In Spanien fand die Renaissance ebenfalls bereits in der ersten Hälfte des 16. Jahrh. Eingang. Unter Karl V. ward hier unter anderm als ein Gebäude von italienischer Form der (unvollendete) Palast neben der Alhambra von Granada, nach den Plänen Machucas, erbaut, dessen trockner Ernst zu der spielenden Pracht des maurischen Königsschlosses einen charakteristischen Gegensatz bildet. Bedeutenderes geschah in der zweiten Hälfte des 16. Jahrh. unter Philipp II., der das Escorial (Kloster und Kirche San Lorenzo und Palast zusammen) von 1563–84 durch Juan de Toledo und Juan de Herrera errichten ließ.

In England kam der moderne Baustil nicht vor dem Anfang des 17. Jahrh. zu einer durchgreifenden Anwendung, obwohl seit der Mitte des 16. Jahrh. vereinzelte Bauwerke, namentlich Schlösser und Landsitze, auftreten, an denen die Elemente des neuen Stiles, wenn auch mehr dekorativ, neben den alten gotischen Grundformen erscheinen. Ein Beispiel dafür ist Cobham Hall (Tafel XI, Fig. 3), dessen Renaissanceteile dem Ende des 16. Jahrh. angehören.

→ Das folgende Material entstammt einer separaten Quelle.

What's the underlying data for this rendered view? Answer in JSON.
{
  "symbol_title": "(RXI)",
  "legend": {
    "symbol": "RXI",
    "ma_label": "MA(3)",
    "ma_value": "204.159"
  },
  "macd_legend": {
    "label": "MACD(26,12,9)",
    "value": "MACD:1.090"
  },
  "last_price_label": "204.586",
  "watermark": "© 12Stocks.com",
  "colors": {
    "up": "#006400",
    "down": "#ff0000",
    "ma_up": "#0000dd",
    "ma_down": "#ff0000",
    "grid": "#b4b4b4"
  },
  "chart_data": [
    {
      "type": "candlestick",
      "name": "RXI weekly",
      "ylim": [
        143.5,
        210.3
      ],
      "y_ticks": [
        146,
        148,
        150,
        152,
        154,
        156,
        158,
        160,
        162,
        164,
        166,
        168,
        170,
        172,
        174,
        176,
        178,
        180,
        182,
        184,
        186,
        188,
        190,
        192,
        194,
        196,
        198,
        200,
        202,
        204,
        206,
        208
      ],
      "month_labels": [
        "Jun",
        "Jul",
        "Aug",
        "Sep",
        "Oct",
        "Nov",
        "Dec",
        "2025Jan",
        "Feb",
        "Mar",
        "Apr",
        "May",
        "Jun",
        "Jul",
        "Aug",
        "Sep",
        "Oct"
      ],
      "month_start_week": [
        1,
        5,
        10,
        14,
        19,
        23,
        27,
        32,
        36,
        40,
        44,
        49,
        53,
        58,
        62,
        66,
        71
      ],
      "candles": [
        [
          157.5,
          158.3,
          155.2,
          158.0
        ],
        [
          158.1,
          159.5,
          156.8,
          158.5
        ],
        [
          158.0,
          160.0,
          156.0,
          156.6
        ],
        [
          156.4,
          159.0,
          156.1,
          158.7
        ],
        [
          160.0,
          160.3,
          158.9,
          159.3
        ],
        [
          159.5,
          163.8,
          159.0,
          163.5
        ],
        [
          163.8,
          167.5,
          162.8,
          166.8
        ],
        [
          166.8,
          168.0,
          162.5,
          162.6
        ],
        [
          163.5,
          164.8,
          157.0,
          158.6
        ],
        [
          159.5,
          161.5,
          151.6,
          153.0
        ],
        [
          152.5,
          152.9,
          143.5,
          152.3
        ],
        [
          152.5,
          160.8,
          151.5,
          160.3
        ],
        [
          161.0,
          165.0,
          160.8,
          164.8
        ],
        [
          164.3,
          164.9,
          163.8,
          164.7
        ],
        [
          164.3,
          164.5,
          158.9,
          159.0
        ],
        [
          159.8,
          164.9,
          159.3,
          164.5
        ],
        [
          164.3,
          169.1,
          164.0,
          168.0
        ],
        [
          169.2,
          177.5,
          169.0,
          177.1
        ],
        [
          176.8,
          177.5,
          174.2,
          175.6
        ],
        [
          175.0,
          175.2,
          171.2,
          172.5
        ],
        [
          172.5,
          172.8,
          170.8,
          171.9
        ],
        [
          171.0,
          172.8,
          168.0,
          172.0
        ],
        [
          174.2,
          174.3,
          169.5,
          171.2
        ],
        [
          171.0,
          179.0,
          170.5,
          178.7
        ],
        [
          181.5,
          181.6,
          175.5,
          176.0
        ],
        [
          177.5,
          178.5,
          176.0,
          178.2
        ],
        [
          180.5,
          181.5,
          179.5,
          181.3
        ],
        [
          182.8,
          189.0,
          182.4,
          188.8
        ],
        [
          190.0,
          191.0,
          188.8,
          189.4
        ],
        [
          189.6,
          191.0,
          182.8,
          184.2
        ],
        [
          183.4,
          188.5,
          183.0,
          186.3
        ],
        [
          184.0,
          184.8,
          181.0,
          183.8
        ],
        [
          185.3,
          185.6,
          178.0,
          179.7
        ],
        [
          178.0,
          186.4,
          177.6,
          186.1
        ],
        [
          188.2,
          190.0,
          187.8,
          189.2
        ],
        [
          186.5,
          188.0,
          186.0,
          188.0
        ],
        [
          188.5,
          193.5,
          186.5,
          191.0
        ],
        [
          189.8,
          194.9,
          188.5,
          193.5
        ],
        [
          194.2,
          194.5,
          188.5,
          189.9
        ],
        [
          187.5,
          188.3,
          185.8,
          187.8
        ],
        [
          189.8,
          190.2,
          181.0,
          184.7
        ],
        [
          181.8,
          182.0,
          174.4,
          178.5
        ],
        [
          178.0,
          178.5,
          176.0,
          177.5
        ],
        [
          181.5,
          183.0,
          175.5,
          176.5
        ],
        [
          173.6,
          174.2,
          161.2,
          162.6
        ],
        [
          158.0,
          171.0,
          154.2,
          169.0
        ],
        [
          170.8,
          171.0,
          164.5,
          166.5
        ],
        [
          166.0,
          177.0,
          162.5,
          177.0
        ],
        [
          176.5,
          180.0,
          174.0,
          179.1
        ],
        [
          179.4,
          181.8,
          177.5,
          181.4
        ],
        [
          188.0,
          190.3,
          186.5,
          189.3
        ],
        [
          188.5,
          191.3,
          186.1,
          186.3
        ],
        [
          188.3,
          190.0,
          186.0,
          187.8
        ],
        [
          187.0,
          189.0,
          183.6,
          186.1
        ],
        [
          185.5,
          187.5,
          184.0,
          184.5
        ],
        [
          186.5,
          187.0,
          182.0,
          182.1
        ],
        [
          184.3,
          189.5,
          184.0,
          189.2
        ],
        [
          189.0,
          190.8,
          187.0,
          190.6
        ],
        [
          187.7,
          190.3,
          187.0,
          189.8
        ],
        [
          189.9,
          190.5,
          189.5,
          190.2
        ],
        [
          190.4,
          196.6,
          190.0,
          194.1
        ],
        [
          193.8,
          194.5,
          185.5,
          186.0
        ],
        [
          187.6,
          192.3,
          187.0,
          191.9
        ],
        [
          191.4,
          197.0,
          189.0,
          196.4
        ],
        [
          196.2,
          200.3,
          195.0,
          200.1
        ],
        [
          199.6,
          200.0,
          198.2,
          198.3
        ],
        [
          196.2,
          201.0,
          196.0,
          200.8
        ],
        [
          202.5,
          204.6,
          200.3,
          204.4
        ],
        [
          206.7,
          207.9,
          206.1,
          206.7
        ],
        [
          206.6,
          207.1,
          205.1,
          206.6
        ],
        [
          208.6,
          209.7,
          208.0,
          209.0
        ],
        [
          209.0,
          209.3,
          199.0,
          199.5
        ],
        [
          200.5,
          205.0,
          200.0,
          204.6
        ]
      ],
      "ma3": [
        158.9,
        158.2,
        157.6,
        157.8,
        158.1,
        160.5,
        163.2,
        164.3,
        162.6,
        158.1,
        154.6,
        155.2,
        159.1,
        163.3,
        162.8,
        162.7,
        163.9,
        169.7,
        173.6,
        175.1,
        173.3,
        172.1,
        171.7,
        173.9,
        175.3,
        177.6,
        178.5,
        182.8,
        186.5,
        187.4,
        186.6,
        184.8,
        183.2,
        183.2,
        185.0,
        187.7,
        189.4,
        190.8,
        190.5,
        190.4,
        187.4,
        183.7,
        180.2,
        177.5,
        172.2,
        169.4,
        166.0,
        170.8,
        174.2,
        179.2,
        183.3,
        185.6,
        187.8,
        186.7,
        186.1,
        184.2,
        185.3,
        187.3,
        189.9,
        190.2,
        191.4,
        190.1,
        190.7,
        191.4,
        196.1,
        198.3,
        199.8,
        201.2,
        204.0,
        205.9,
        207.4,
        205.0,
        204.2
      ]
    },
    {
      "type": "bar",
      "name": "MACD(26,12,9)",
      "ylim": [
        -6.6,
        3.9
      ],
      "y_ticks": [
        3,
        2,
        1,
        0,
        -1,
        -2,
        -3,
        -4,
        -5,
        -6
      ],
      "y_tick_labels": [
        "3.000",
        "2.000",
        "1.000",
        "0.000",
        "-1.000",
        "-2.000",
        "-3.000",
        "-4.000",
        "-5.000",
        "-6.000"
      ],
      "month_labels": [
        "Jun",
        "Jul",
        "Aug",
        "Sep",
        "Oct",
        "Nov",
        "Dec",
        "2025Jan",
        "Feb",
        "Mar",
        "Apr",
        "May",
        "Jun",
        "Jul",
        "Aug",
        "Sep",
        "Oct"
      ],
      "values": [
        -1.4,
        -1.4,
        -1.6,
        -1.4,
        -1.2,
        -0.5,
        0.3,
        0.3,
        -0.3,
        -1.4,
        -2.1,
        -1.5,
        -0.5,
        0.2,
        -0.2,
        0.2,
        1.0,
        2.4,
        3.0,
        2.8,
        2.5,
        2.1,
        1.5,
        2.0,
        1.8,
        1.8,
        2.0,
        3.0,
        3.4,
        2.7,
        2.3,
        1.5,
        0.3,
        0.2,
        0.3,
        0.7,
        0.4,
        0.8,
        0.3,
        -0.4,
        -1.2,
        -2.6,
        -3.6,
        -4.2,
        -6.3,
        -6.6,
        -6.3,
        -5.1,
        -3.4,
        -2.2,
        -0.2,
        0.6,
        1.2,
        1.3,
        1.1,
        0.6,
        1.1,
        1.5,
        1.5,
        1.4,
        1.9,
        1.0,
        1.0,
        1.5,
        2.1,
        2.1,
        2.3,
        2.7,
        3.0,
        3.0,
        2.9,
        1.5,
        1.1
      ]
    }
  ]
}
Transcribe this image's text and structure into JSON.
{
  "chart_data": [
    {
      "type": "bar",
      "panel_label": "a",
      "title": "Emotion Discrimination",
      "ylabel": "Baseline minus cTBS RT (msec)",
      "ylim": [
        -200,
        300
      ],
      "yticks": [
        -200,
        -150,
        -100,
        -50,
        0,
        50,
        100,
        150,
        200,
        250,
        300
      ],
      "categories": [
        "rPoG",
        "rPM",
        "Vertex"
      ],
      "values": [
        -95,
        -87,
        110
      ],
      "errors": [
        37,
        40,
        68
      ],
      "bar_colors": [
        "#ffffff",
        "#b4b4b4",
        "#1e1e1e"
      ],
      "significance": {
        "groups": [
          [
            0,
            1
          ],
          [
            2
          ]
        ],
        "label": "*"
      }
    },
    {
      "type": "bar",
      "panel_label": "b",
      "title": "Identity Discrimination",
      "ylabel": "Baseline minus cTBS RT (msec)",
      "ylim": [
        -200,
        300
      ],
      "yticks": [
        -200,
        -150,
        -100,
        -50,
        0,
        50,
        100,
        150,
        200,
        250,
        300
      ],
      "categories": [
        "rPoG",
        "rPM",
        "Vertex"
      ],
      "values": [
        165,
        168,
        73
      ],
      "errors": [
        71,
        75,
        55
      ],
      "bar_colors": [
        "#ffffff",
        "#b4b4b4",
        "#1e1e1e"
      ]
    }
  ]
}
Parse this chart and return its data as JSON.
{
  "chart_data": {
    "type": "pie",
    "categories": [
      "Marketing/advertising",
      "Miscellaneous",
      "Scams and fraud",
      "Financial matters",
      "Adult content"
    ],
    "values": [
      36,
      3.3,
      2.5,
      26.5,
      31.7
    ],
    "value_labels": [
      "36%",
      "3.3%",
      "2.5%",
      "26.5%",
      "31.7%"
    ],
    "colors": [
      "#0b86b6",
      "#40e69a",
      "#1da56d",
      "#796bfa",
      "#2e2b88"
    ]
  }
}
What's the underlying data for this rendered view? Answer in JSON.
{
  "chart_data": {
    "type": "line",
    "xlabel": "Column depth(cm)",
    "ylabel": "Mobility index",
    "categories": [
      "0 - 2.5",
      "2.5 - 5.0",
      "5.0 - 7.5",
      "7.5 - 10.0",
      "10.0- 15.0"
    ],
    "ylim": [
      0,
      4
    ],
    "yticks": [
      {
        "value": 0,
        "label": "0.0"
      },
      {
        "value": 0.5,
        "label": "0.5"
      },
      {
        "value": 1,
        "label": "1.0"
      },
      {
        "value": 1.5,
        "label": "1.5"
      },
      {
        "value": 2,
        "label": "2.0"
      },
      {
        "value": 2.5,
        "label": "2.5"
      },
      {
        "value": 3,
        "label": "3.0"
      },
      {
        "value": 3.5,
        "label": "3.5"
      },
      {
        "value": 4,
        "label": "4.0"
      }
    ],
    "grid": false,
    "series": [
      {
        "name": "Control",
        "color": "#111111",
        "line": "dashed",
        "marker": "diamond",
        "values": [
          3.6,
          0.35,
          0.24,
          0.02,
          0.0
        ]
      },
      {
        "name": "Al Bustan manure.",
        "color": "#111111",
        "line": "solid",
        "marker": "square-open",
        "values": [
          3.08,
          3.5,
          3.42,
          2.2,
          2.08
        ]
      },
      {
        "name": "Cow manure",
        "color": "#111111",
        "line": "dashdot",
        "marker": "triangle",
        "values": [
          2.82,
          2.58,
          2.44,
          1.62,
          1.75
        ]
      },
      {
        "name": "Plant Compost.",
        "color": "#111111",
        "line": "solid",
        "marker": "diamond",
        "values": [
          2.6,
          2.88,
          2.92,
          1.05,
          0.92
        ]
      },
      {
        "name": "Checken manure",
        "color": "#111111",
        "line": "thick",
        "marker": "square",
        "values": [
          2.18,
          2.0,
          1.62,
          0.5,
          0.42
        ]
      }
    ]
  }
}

Der italienische Stil wurde vornehmlich durch Inigo Jones (1572–1652), einen Nachfolger Palladios, eingeführt. Der königliche Palast zu Whitehall, ein Teil des Hospitals von Greenwich bei London u. v. a. rühren von ihm her. Der bedeutendste der modernen englischen Architekten ist Christopher Wren, der von 1675–1710 den Neubau der Paulskirche zu London ausführte. Auch in England spricht man nach den Regenten von einem Elizabethan Style, Jacobean Style, Stil der Königin Anna etc. In den Niederlanden ist vornehmlich Jakob van Campen (gest. 1658), der Erbauer des großen Rathauses von Amsterdam, zu nennen.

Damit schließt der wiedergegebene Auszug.